On Sep 29, 2:25 pm, Ivan Sagalaev <man...@softwaremaniacs.org> wrote:
>
> Using WatchedFileHandler is a safe default because it works as
> FileHandler, just doesn't break with logrotate. I don't know of any
> disadvantages of WatchedFileHandler before the old FileHandler. So I
> don't think there's much value in giving people this choice in settings
> because non-default behavior will be rare (and still possible anyway).
>

It's similar to Django's support for, say, simplejson. I think it's
reasonable for Django to alias WatchedFileHandler so that it's
available either bound to logging's own implementation (in
sufficiently recent versions of Python) or else a copy in Django's own
code. Then people can use it if they want to, even in older Python
versions.

> One of the reasons why I propose Django's own settings structure for
> logging is because we can choose better defaults for logging and have
> more compact syntax for them. Standard Python logging configuration has
> a noticable gap between very simplistic basicConfig which configures
> only a root channel and a verbose imperative definition of handler
> objects, formatter objects and logger objects. I've found that my usage
> of logging inevitably falls in between: I often need a few logging
> channels but I almost never, say, reuse handler objects between them.
>
> Here's a variant of a simple config that I had in mind lately:
>
> LOGGING = {
>      'errors': {
>          'handler': 'django.logging.FileLogger', # WatchedFileLogger copy
>          'filename': '...',
>          'level': 'debug',
>      },
>      'maintenance': {
>          'handler': 'logging.handlers.HTTPHandler',
>          'host': '...',
>          'url': '....',
>          'format': '....'
>      },
>
> }
>
> Top-level keys are logger names. Values are dicts describing handlers.
> These dicts have several keys that Django knows about:
>
> - 'handler': a handler class. It's imported like any other stringified
> classes in settings
>
> - 'level': a level keyword that is translated into logging.* constants.
> This is done to not make users import logging by hand.
>
> - 'format': a format string for the logging.Formatter object. We can
> have a more sensible default for this than the one in Python logging. Or
> not :-)
>
> These keys are pop'd out of the dict and the rest is used as **kwargs to
> the handler class instantiation.
>
> Django's default setup may look like this:
>
> LOGGING = {
>      '': {'handler': 'logging.StreamHandler'}
>
> }
>
> This has an advantage of always configuring a root logger to avoid an
> infamous warning from Python logging when the logger doesn't have any
> handlers defined. Users wanting to configure all the logging themselves
> may null-out this using `LOGGING = {}`.

I have no big problem with a configuration scheme such as you suggest
- if it's felt that a lot of Django users are not Python-savvy enough
and need some hand-holding, then you'd perhaps need something like
this.
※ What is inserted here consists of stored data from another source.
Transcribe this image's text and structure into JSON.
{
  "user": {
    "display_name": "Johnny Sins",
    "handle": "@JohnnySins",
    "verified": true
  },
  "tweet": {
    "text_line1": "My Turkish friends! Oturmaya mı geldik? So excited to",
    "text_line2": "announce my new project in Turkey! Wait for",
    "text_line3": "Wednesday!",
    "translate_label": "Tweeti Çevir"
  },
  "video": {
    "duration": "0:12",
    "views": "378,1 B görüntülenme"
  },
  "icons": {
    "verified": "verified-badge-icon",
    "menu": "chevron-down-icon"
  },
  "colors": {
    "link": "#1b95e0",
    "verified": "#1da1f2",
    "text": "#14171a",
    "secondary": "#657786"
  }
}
I usually configure the logging system using its own
configuration file format (ConfigParser based, and supported by the
stdlib so no additional Django code required) or using YAML (where
it's already being used for other configuration, and when having a
PyYAML dependency is not a problem.) Either way it's declarative and
not too painful. My reservation with Django's own take on it is simply
that it goes against TOOWTDI and the Zen of Python, a little at least.